France has been a firm backer of the uprising against Assad's government that begin in March 2011.
French President Francois Hollande and German Chancellor Angela Merkel were later Tuesday to hold talks on the Syrian conflict.
The meeting was to take place shortly before the French foreign ministry hosts a working dinner on Syria to be attended by allies from Arab and Western countries.
Poisson also told journalists that a Russian aerial campaign launched on September 30 had helped "stabilize things for now and gradually push back the Islamic State bit by bit."
Moscow began air strikes in Syria last month in support of Assad's government and has been criticized by the opposition and its backers for targeting moderate and Islamist rebels rather than jihadists.
During his talks with the French lawmakers, Lahham confirmed that parliamentary elections would be held in Syria next year, as scheduled.
"A new government will be formed," he said.
"The presidential elections were held last year and president Assad has a mandate according to the constitution," he added.

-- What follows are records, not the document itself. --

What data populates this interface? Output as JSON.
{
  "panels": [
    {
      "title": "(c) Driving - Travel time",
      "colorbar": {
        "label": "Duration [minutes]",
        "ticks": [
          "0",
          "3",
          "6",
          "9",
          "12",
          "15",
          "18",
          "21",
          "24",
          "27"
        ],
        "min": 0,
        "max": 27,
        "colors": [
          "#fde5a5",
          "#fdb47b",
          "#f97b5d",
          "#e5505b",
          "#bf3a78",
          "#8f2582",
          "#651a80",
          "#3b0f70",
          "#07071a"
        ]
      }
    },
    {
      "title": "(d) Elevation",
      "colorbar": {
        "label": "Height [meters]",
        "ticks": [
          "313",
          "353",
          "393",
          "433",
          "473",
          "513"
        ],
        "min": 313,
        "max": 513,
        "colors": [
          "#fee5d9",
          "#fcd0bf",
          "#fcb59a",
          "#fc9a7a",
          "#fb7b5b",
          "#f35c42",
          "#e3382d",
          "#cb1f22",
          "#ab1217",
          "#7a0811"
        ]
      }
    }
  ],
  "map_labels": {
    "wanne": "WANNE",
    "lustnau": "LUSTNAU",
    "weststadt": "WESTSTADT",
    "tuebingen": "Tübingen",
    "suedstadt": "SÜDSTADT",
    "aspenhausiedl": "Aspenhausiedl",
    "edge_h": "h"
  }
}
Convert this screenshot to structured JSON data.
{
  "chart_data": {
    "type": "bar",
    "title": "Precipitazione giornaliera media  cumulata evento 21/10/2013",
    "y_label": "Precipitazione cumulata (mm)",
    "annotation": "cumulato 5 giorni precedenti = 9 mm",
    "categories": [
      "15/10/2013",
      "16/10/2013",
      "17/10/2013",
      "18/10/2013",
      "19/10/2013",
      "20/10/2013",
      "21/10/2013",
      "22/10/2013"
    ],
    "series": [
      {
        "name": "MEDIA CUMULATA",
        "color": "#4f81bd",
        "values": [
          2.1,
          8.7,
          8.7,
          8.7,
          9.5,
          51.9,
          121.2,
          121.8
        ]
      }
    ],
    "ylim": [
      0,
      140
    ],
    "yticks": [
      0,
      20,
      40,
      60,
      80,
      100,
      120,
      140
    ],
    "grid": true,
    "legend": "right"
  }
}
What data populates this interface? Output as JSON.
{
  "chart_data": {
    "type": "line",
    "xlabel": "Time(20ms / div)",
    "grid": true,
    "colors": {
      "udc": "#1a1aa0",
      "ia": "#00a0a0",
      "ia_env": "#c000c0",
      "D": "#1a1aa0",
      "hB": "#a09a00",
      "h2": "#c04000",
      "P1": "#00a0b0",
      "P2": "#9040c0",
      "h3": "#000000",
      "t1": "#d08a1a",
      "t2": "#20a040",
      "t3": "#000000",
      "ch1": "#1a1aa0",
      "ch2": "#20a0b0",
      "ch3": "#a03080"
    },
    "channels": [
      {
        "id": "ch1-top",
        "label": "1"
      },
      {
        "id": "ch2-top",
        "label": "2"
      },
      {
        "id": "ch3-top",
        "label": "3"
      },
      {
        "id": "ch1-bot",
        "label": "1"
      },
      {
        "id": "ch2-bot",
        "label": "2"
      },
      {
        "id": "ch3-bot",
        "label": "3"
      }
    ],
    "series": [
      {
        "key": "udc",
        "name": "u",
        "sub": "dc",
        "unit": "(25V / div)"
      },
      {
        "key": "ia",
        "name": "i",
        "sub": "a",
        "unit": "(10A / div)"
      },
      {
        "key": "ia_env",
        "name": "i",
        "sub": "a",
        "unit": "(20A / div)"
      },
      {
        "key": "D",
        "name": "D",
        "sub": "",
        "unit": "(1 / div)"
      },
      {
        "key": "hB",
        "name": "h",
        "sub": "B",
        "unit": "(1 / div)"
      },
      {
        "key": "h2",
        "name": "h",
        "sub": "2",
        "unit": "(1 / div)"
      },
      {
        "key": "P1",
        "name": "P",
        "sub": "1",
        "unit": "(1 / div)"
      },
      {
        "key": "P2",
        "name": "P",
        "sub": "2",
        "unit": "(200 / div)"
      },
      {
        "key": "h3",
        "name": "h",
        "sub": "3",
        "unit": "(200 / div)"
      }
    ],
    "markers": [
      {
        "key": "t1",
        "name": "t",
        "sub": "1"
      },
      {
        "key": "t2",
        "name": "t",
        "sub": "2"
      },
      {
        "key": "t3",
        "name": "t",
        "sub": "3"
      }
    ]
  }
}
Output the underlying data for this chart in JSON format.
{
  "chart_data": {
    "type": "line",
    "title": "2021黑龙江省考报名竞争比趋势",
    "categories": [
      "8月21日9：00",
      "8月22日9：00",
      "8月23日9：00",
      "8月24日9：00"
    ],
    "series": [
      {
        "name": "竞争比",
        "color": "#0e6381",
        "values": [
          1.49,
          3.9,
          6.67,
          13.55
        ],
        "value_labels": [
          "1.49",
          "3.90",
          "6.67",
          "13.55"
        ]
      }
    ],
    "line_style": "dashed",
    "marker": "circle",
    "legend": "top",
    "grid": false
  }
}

Last week, a Russian lawmaker visiting Damascus said Assad had expressed a willingness to hold new parliamentary and presidential elections, and was ready to run again for president – a declaration widely derided in the international community.
The reported comments came after Russian Foreign Minister Sergei Lavrov spoke of the need for Syria to prepare for new elections.
Assad was reelected for a new seven-year term in 2014 in "elections" dismissed by the opposition and much of the international community.
More than 250,000 people have been killed in Syria since March 2011.